Well, what can you do with a rum that beautiful behind the bar? Undoubtedly quite a lot! Basically almost “everything”. I can imagine an excellent Rum Old Fashioned (if you want to emphasize the fruit notes, you could also prepare a Fiji Gloaming with the Hampden Estate Pure Single Jamaican Overproof Rum – though in that case the name of the drink becomes quite silly and needs to be modified). But also in combination with fortified wines (vermouth, sherry) or bitter liqueurs there are lots of options. But precisely because this rum has such incredible power and expressiveness, I opted for a Tiki Punch. I wanted to put a little emphasis on a seasonal fruit and brought strawberries into the game, because they are far too seldom in cocktail recipes, although you can make fantastic drinks with them. To what extent the strawberry botanically fits into a Polynesian-Caribbean setting can of course be doubted. But in the exaggerated and often silly Tiki genre, that doesn’t really matter. That’s why the name of the cocktail is also a ludicrous one – but that doesn’t apply to the taste, since I’m pretty sure that this drink has what it takes to delight many people. On top of that, the Hampden overproof is really effective and characteristic here, so it’s not simply replaceable by any other rum (as is sometimes the case with Tiki punches).
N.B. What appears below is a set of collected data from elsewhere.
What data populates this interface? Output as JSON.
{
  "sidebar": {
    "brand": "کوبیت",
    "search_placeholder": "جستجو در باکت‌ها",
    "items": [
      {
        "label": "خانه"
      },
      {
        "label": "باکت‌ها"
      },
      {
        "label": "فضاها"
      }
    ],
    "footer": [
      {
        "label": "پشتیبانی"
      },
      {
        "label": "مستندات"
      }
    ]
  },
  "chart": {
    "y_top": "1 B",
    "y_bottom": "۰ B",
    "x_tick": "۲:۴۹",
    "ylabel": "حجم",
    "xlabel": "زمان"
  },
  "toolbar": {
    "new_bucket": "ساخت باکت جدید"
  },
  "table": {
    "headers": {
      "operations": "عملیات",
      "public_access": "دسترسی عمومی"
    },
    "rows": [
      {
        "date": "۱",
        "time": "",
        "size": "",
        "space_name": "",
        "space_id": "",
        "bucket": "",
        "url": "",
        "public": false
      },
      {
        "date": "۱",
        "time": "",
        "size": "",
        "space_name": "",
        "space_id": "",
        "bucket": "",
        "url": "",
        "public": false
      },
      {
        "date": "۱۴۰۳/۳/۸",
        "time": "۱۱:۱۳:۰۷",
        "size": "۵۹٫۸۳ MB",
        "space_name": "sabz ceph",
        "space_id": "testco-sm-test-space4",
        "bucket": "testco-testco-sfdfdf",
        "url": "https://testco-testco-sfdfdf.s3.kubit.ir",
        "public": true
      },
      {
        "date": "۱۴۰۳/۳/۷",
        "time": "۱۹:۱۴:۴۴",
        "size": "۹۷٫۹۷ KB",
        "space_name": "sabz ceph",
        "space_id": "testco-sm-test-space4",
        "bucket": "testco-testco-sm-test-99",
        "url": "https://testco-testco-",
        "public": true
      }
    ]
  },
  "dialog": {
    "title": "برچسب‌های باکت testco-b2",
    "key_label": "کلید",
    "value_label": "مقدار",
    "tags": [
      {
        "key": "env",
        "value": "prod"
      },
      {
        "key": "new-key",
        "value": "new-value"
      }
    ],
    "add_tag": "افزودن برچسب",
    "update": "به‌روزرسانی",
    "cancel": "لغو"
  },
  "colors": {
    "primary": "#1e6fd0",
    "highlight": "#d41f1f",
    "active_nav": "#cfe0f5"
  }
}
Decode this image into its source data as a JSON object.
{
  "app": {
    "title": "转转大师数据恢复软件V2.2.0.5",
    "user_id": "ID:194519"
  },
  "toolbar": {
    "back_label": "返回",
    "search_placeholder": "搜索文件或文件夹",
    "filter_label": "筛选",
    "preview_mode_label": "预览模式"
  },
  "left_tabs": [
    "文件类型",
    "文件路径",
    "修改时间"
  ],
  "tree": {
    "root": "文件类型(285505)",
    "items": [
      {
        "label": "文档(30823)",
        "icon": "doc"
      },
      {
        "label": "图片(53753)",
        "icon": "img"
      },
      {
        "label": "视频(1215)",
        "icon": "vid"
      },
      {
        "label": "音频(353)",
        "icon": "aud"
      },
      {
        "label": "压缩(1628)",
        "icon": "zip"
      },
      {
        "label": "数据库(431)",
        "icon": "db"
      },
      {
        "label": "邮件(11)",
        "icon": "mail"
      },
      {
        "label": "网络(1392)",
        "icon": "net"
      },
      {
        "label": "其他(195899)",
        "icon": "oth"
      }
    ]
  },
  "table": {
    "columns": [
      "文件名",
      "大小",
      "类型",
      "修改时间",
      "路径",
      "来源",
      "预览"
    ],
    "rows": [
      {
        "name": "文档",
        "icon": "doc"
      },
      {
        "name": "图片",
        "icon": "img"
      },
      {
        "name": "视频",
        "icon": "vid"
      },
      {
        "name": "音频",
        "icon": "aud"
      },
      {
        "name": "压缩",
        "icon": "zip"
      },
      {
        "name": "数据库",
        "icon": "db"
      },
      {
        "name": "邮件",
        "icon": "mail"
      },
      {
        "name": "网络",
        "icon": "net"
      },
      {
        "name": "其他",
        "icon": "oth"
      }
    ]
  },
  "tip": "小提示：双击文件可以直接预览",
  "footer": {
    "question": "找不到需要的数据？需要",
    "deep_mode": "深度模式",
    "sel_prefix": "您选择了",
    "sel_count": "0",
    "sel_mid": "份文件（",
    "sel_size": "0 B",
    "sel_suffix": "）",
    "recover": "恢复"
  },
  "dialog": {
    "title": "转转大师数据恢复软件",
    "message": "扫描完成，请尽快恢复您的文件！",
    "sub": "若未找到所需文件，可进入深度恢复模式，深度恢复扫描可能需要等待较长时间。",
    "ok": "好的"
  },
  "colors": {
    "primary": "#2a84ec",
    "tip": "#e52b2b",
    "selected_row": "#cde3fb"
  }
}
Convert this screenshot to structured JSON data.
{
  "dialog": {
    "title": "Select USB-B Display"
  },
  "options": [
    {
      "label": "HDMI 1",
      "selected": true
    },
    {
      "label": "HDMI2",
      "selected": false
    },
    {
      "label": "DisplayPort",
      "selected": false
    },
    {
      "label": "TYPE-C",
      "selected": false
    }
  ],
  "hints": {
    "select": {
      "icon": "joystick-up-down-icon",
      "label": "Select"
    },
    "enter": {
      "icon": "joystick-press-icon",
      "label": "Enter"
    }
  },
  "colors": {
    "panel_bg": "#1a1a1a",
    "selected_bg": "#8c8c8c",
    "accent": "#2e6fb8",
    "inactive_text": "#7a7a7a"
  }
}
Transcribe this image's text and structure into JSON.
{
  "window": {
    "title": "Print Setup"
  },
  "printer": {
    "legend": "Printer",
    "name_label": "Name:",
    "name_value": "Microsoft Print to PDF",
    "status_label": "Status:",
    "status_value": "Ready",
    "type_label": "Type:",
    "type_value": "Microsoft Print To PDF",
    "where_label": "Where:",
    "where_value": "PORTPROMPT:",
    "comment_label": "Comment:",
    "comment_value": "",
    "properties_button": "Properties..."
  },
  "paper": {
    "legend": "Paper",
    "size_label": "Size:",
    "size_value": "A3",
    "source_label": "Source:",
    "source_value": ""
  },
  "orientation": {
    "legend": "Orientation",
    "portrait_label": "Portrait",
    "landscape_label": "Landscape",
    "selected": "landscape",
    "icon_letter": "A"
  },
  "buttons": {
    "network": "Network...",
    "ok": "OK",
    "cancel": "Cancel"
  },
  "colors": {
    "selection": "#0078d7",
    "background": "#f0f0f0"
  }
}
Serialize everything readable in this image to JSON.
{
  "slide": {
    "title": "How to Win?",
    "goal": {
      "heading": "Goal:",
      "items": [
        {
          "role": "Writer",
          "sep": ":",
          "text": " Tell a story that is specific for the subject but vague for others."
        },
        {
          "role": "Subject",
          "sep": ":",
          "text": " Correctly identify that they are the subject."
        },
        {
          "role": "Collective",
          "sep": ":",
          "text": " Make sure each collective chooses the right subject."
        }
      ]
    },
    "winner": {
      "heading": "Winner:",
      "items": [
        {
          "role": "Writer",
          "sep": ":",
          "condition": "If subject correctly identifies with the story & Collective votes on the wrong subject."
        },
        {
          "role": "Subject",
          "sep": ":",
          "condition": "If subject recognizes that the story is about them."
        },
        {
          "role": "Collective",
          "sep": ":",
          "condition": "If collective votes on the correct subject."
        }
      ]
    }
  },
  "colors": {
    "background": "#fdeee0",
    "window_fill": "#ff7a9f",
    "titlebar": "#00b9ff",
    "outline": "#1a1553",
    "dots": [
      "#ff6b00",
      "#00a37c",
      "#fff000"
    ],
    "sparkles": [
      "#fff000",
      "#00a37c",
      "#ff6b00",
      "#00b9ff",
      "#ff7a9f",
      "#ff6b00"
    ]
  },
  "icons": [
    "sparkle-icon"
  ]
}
I present: The Almighty Strawberry Goddess of the Seas.
Recipe “Almighty Strawberry Goddess of the Seas”:
4.5 cl Hampden Estate Pure Single Jamaican Overproof Rum
2 cl Rhum J.M 50°
2 cl lime juice
1.5 cl Velvet Falernum
1 bar spoon sugar syrup
1 sprig rosemary
4 fresh strawberries
2 Dashes Bittermens Elemakule Tiki Bitters
Preparation: First add the strawberries and rosemary sprig to the shaker and muddle vigorously with a bar pestle until the strawberries are crushed and the oils from the rosemary needles come off. Add the remaining ingredients and shake vigorously for about 30 seconds. Finally strain twice into the pre-cooled glass.
Garnish: rosemary sprig and fresh strawberry
Buying sources: At specialized retailers or online
*The fact that this product has been sent to me free of charge for editorial purposes does not – in any way – imply any influence on the content of this article or my rating. On the contrary, it is always an indispensable condition for me to be able to review without any external influence.